WHITE HOUSE ROCKED
U.S. president tells the Russians in an Oval Office meeting that former FBI director James Comey was a ‘nut job,’ according to a New York Times report
Trump accused of calling Comey a ‘nut job.’
The president’s plane had barely taken off for his first foreign trip when two political storms slammed into it Friday: One report in the New York Times, and another in the Washington Post suggested severe turbulence ahead for Donald Trump.
Air Force One had just left for the Middle East when trouble struck.
At 3 p.m. the Times tweeted out its latest scoop: the president told the Russians in an Oval Office meeting that former FBI director James Comey was a “nut job,” that he had been under pressure over the Russia affair, and that firing Comey eased the pressure.
A Democratic member of Congress, Ted Lieu, drew an instant conclusion about the implications, tweeting: “This. Is. Obstruction. Of. Justice.”
Spokesman Sean Spicer disputed not the facts of the report, but the interpretation, telling the Times that Trump was talking not about the criminal investigation, but about post-election scrutiny that was making it hard for him to work with Russia.
The bad news didn’t end there.
A couple of minutes after that story struck, the Washington Post followed up with a potentially even more troubling one: It said the law-enforcement
investigation into possible co-ordination between Russia and the Trump campaign had identified a current White House official as a significant person of interest, showing that the probe is reaching into the highest levels of government.

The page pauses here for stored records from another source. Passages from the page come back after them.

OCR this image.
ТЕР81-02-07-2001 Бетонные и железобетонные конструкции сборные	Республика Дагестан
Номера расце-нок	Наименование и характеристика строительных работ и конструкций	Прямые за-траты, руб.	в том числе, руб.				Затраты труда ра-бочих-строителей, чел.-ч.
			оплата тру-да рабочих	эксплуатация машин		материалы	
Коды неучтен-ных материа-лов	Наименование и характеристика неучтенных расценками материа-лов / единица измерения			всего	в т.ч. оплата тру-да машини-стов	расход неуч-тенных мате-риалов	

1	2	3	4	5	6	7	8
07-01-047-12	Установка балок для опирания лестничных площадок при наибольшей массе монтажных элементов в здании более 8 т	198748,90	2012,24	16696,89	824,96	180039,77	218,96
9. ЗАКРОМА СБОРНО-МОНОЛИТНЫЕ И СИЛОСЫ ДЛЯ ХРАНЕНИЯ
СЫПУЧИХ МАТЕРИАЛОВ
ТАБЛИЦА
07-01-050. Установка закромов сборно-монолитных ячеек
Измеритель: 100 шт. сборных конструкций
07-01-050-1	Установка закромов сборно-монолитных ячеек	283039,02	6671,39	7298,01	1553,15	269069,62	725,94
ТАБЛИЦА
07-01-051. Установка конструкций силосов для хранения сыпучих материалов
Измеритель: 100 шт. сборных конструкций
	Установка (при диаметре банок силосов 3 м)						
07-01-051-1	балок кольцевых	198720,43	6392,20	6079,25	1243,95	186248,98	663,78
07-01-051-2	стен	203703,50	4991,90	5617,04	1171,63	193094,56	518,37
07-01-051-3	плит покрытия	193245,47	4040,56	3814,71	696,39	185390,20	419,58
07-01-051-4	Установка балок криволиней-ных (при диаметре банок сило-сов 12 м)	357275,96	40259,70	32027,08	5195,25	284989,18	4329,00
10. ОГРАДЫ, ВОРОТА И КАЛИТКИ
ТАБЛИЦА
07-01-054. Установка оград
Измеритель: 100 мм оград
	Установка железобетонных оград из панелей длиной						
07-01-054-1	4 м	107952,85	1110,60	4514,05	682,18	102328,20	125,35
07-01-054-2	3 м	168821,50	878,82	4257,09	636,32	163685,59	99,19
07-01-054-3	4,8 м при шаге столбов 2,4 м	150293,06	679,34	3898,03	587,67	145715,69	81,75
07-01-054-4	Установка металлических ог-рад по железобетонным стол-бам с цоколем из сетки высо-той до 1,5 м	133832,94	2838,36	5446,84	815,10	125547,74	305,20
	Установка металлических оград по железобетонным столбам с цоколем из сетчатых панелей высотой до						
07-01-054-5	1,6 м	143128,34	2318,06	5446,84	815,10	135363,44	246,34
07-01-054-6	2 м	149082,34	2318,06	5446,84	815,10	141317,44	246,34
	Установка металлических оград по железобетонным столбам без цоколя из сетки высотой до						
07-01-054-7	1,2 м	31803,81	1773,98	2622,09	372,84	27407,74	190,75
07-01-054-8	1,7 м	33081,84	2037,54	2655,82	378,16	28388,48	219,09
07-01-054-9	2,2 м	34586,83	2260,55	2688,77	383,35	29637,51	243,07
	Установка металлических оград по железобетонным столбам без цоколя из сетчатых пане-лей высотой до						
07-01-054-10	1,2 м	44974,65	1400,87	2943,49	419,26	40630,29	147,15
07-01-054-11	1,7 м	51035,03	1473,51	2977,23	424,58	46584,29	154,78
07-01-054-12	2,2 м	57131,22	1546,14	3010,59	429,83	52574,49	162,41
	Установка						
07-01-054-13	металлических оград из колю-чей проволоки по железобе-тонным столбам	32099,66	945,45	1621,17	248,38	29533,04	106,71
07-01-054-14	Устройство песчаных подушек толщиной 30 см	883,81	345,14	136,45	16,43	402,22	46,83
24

“The senior White House adviser under scrutiny by investigators is someone close to the president, according to (sources),” said the Post report, which added that the FBI
declined to comment.
Equally intriguing was the question of where these reports came from. The Times cited a U.S. official reading from a document summarizing Trump’s meeting last week with Russia’s foreign minister and ambassador.
Trump is on a nine-day trip to the Middle East and Europe, his first foreign trip as president. Most senior White House staff are travelling with him, leaving few senior officials
back in Washington to defend the president.
The content of the leaked details in those reports, not to mention their simultaneous timing at a particularly vulnerable moment for the president, make it clear Trump has some enemies inside the U.S. government.
One hot topic of conversation in Washington these days is whether conservatives in town - weary of the Trumprelated drama and longing for the comparative normalcy of a Mike Pence presidency - are preparing to abet his downfall.
Already, since the Comey firing, congressional committees controlled by the GOP have become more aggressive in seeking documents and witnesses, planting potential seeds for trouble to grow later.
“I think most of them are ready to flip,” one Democratic congressional staffer said of his Republican colleagues this week. A Republican staffer concurred: “The tide seems to be changing in town, right?”
Both made the point that the slightest whiff of obstruction of justice, which grew more pungent with Comey’s firing and in remarks thereafter, is more serious than talk of previous Trump controversies related to collusion and conflicts of interest.
Another trouble spot for Trump has to do with finances.
Congressional committees have said they want to know more about the president’s businesses, and have requested documents from a Treasury Department’s money-laundering unit that fined a Trump casino $10 million in 2015 for persistent, wilful, and long-term violations of protocols designed to keep criminal cash from being laundered through casinos.
Additionally, a special counsel was appointed this week the well-regarded former head of the FBI, Robert Mueller.